With your GPU disabled, install Radeon Drivers (again, perhaps try installing JUST the drivers instead of all of ATI's extra software that's packaged into their Crimson drivers)
Enable your GPU again
Reboot your physical machine, fire up the VM, be patient and keep an eye on the monitor that's plugged into the GPU.

Give that a shot and see if it helps... I may try to rebuild a new Win10VM this weekend to see if i can figure out a step by step procedure.

--BroccLee

I got my new hardware in, and it simply worked by installing the Crimson driver (not even in safe mode).

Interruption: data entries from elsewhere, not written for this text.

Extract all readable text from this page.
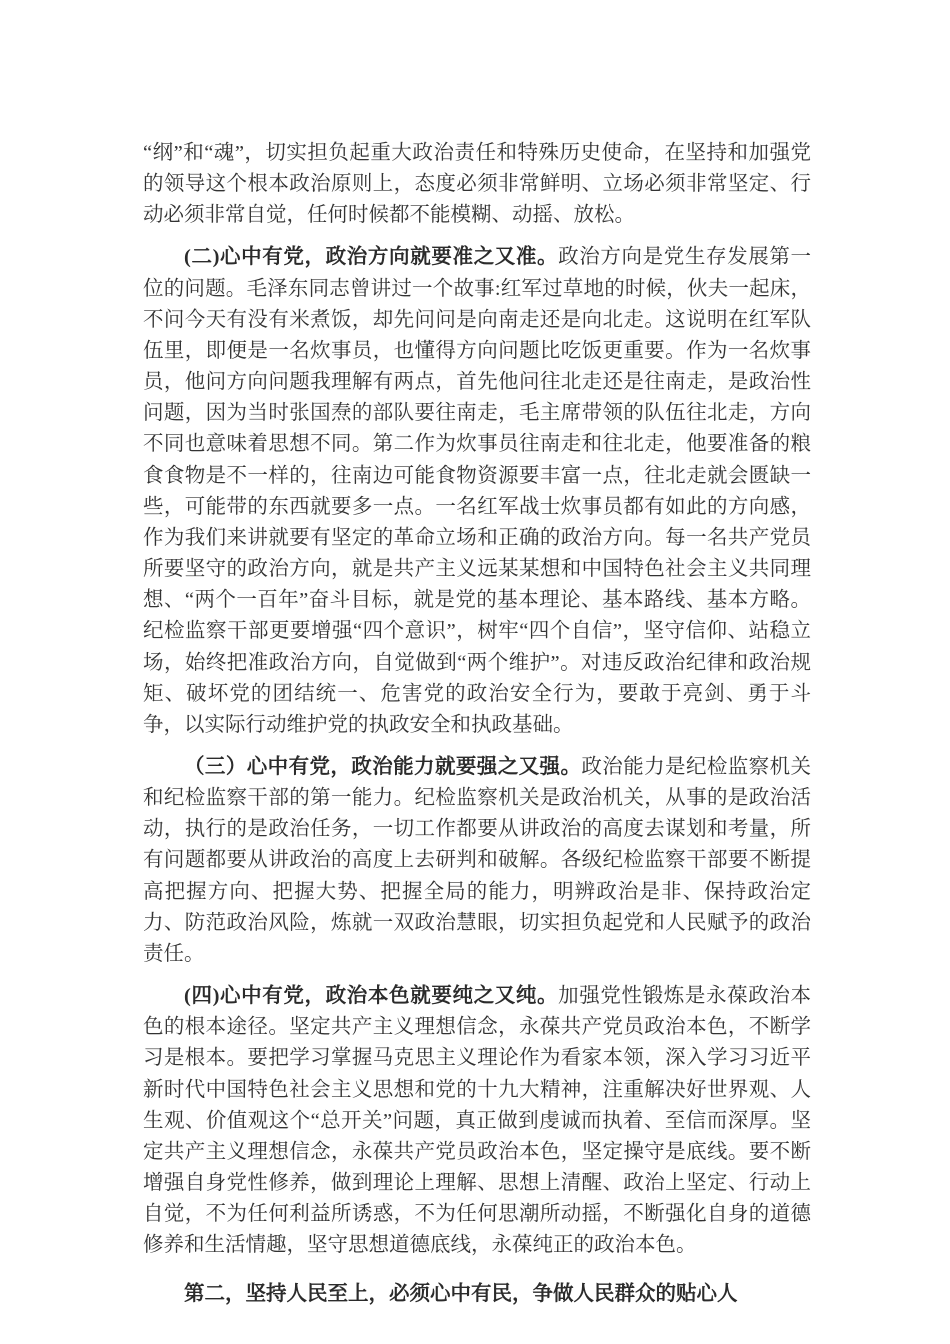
“纲”和“魂”，切实担负起重大政治责任和特殊历史使命，在坚持和加强党的领导这个根本政治原则上，态度必须非常鲜明、立场必须非常坚定、行动必须非常自觉，任何时候都不能模糊、动摇、放松。

(二)心中有党，政治方向就要准之又准。政治方向是党生存发展第一位的问题。毛泽东同志曾讲过一个故事:红军过草地的时候，伙夫一起床，不问今天有没有米煮饭，却先问问是向南走还是向北走。这说明在红军队伍里，即便是一名炊事员，也懂得方向问题比吃饭更重要。作为一名炊事员，他问方向问题我理解有两点，首先他问往北走还是往南走，是政治性问题，因为当时张国焘的部队要往南走，毛主席带领的队伍往北走，方向不同也意味着思想不同。第二作为炊事员往南走和往北走，他要准备的粮食食物是不一样的，往南边可能食物资源要丰富一点，往北走就会匮缺一些，可能带的东西就要多一点。一名红军战士炊事员都有如此的方向感，作为我们来讲就要有坚定的革命立场和正确的政治方向。每一名共产党员所要坚守的政治方向，就是共产主义远某某想和中国特色社会主义共同理想、“两个一百年”奋斗目标，就是党的基本理论、基本路线、基本方略。纪检监察干部更要增强“四个意识”，树牢“四个自信”，坚守信仰、站稳立场，始终把准政治方向，自觉做到“两个维护”。对违反政治纪律和政治规矩、破坏党的团结统一、危害党的政治安全行为，要敢于亮剑、勇于斗争，以实际行动维护党的执政安全和执政基础。

（三）心中有党，政治能力就要强之又强。政治能力是纪检监察机关和纪检监察干部的第一能力。纪检监察机关是政治机关，从事的是政治活动，执行的是政治任务，一切工作都要从讲政治的高度去谋划和考量，所有问题都要从讲政治的高度上去研判和破解。各级纪检监察干部要不断提高把握方向、把握大势、把握全局的能力，明辨政治是非、保持政治定力、防范政治风险，炼就一双政治慧眼，切实担负起党和人民赋予的政治责任。

(四)心中有党，政治本色就要纯之又纯。加强党性锻炼是永葆政治本色的根本途径。坚定共产主义理想信念，永葆共产党员政治本色，不断学习是根本。要把学习掌握马克思主义理论作为看家本领，深入学习习近平新时代中国特色社会主义思想和党的十九大精神，注重解决好世界观、人生观、价值观这个“总开关”问题，真正做到虔诚而执着、至信而深厚。坚定共产主义理想信念，永葆共产党员政治本色，坚定操守是底线。要不断增强自身党性修养，做到理论上理解、思想上清醒、政治上坚定、行动上自觉，不为任何利益所诱惑，不为任何思潮所动摇，不断强化自身的道德修养和生活情趣，坚守思想道德底线，永葆纯正的政治本色。

第二，坚持人民至上，必须心中有民，争做人民群众的贴心人
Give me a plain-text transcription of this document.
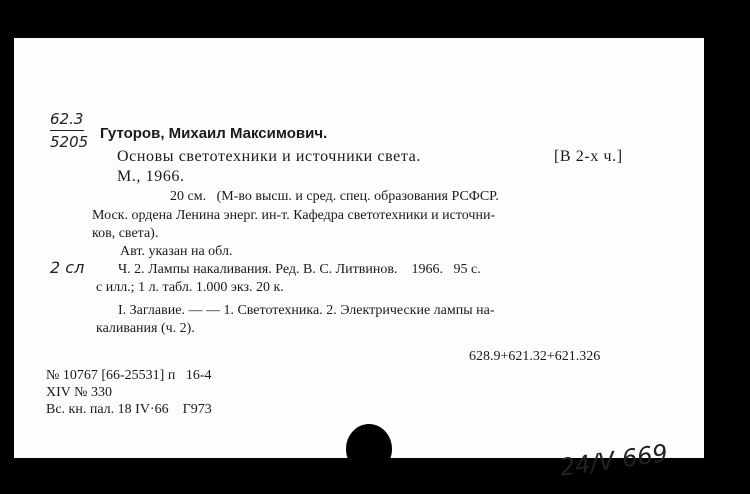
62.3
5205 Гуторов, Михаил Максимович.
Основы светотехники и источники света.	[В 2-х ч.]
М., 1966.
20 см.   (М-во высш. и сред. спец. образования РСФСР.
Моск. ордена Ленина энерг. ин-т. Кафедра светотехники и источни-
ков, света).
Авт. указан на обл.
2 сл Ч. 2. Лампы накаливания. Ред. В. С. Литвинов.    1966.   95 с.
с илл.; 1 л. табл. 1.000 экз. 20 к.
I. Заглавие. — — 1. Светотехника. 2. Электрические лампы на-
каливания (ч. 2).
628.9+621.32+621.326
№ 10767 [66-25531] п   16-4
XIV № 330
Вс. кн. пал. 18 IV·66    Г973
24/V 669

R7 240 and 7870 working fine in Windows 10. However, I also ran into the issue where the host would reboot (not even a PSOD) when the VM was shut down. It *seems* to be resolved for me by removing the AMD Audio device passthrough to the VM (not passing it through in the first place). I don't use GPU audio anyway so it's not an issue for me.
 
I got my new hardware in, and it simply worked by installing the Crimson driver (not even in safe mode). R7 240 and 7870 working fine in Windows 10. However, I also ran into the issue where the host would reboot (not even a PSOD) when the VM was shut down. It *seems* to be resolved for me by removing the AMD Audio device passthrough to the VM (not passing it through in the first place). I don't use GPU audio anyway so it's not an issue for me.
Glad to hear you got it working. It sounds like it was much simpler for you, and in general other literature i've seen online seems to indicate that this is a little easier to get going with other GPU's from AMD.

I decided to spend some time writing a step by step procedure to get this going. I put it in another thread to make it easier to find, in case anyone is looking for it.